6
votes

We have many AWS connection string in apache airflow and anyone can see our access keys and secret keys in airflow webserver connections section. How to hide or mask sensitive data in airflow webserver?

enter image description here

We have already enabled authentication true in airflow configuration so it won't allow unauthorized users. But I don't want to show my keys in web view.

4

4 Answers

3
votes

For the Airflow Variables section, Airflow will automatically hide any values if the variable name contains secret or password. The check for this value is case-insensitive, so the value of a variable with a name containing SECRET will also be hidden.

1
votes

I found workaround for this use case. There is an option in airflow AWSHook, We can pass key path in connection string instead of secret key and access key.

enter image description here

/root/keys/aws_keys

[default]
aws_access_key_id=<access key>
aws_secret_access_key=<secret key>
region=<region>

[s3_prod]
aws_access_key_id=<access key>
aws_secret_access_key=<secret key>
region=<region>

0
votes

The LDAP authentication module provides the ability to specify a group based filter for a group which will be admins, and able to see that menu, and the rest.

See the documentation under security.

The superuser_filter and data_profiler_filter are optional. If defined, these configurations allow you to specify LDAP groups that users must belong to in order to have superuser (admin) and data-profiler permissions. If undefined, all users will be superusers and data profilers.

Note that data-profilers can run adhoc queries on any defined connection. They cannot see the admin menu however. You may not want a group of users to be able to do arbitrary SQL or whatever over these, so also set that filter.

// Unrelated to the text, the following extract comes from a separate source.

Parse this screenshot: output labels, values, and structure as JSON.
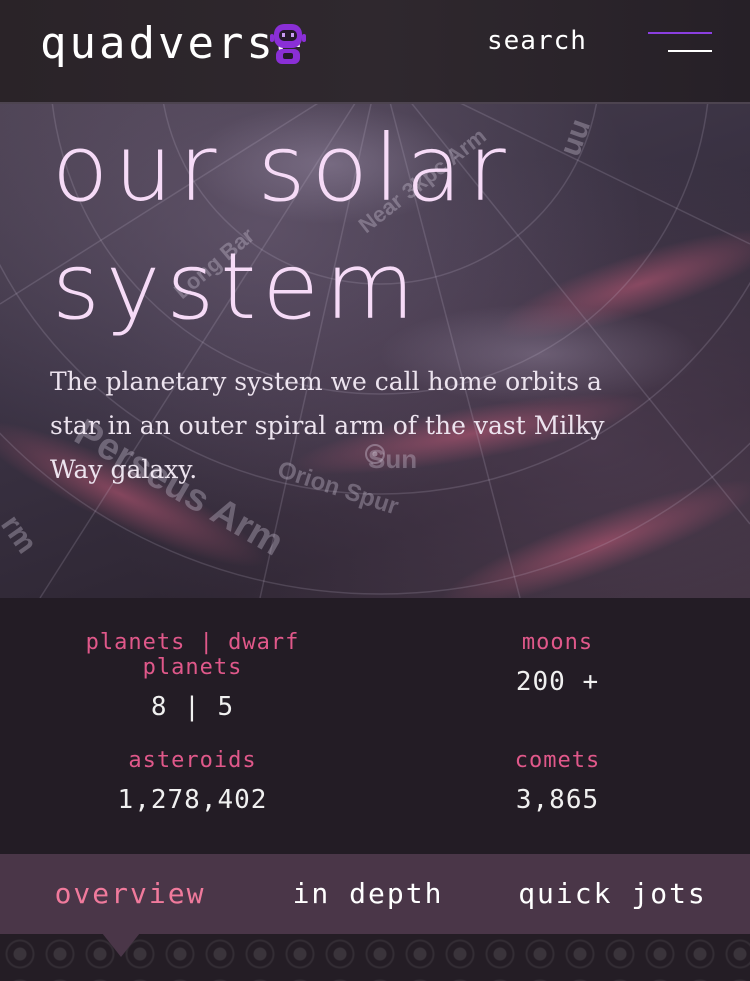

Any user can request in their DAG and tasks any variable. It's easy to put those variables in places where they will show up in the logs.

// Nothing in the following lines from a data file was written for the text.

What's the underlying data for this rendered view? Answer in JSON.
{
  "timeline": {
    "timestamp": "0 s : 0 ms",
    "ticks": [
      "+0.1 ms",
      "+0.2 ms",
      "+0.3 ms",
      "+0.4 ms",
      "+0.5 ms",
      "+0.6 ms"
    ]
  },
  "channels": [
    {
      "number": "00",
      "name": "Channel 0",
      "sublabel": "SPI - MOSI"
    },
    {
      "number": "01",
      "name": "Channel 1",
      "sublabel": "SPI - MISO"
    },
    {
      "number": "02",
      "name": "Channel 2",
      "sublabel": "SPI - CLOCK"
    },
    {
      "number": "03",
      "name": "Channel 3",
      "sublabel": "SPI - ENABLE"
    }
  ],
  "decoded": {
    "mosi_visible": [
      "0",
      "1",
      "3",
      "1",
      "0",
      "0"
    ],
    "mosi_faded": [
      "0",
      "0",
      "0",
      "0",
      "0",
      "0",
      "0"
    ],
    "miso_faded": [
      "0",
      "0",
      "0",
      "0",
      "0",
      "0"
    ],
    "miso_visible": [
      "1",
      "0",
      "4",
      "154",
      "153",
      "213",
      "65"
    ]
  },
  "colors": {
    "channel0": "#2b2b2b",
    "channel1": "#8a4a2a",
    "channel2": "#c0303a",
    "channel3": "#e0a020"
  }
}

The database provides a way of storing the connection passwords, and variable values in an encrypted way, but that doesn't solve all your problems.

0
votes

I'm pretty sure the AWS hook also allows you to put the access key in the "Login" box and the secret key in the "Password" box on the connection screen. If the hook finds that there is something in the login box it'll use that and the password box as the connection information, here is the snippet from the source code for the AWS Hook:

    if self.aws_conn_id:
        try:
            connection_object = self.get_connection(self.aws_conn_id)
            if connection_object.login:
                aws_access_key_id = connection_object.login
                aws_secret_access_key = connection_object.password

            elif 'aws_secret_access_key' in connection_object.extra_dejson:
                aws_access_key_id = connection_object.extra_dejson['aws_access_key_id']
                aws_secret_access_key = connection_object.extra_dejson['aws_secret_access_key']

            elif 's3_config_file' in connection_object.extra_dejson:
                aws_access_key_id, aws_secret_access_key = \
                    _parse_s3_config(connection_object.extra_dejson['s3_config_file'],
                                     connection_object.extra_dejson.get('s3_config_format'))

I've also found that you need to specify the region_name in the "Extra" box for the AWSHook in Airflow 1.9 otherwise it will not work.